Uwielbiam łowieczki! Bo dobrze się przy nich bawię:)
Miałam Wam dziś pokazać, co zrobiłam na lubelskie Miasto Poezji, ale to następnym razem. Zabrałam na warsztaty aparat, ale już powinnam nauczyć się, że w takich chwilach nie ma czasu na zajrzenie do torebki:) Na szczęście zawsze znajdzie się ktoś, kto zdjęcia zrobi.
Ale to potem.
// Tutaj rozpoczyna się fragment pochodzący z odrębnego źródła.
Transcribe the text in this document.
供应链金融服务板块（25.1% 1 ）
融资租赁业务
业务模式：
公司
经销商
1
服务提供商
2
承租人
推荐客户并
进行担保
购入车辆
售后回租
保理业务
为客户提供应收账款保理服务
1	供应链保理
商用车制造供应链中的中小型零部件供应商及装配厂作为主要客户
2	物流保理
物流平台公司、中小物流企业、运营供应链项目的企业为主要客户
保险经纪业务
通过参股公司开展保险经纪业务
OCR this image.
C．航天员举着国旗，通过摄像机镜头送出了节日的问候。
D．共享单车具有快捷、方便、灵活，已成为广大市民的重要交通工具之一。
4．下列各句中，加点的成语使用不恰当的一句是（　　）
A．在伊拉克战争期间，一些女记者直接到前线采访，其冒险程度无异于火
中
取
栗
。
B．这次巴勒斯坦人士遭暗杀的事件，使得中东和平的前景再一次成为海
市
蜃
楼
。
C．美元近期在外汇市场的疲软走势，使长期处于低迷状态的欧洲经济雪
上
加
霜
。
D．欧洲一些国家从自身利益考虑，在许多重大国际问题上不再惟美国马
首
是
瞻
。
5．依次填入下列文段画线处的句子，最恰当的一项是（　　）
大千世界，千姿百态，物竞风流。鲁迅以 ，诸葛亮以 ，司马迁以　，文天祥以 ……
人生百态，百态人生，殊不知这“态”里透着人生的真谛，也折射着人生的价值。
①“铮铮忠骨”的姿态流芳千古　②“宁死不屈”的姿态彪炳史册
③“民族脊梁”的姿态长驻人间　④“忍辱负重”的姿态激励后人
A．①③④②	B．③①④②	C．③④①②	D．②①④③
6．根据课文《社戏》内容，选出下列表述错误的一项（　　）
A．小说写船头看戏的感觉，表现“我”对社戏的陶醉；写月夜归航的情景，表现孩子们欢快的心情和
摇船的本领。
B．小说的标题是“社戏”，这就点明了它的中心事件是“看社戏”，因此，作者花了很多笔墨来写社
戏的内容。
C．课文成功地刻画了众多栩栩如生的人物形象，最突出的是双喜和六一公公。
Dziś owieczki.
Przesliczna pareczka :):) Slicznie same one wygladaja ,plus suuper ciuszki maja :):) Pozdrawiam :) Agnieszka
OdpowiedzUsuńCudne i przesympatyczne.
OdpowiedzUsuńjakie miłe pysiaki, aż się chce do nich przytulać.
OdpowiedzUsuńPrzecudne te lowieczki:)))
OdpowiedzUsuńOjej, kolejne cudowne łowiecki!
OdpowiedzUsuńI jak się tu nie uśmiechnąć:)
OdpowiedzUsuńcudne owieczki pozdrawiam ciepluteńko
OdpowiedzUsuńŁowce przesłodkie :)
OdpowiedzUsuńpiękne te łowiecki- dzieciaczki będą się miały do czego przytulać:)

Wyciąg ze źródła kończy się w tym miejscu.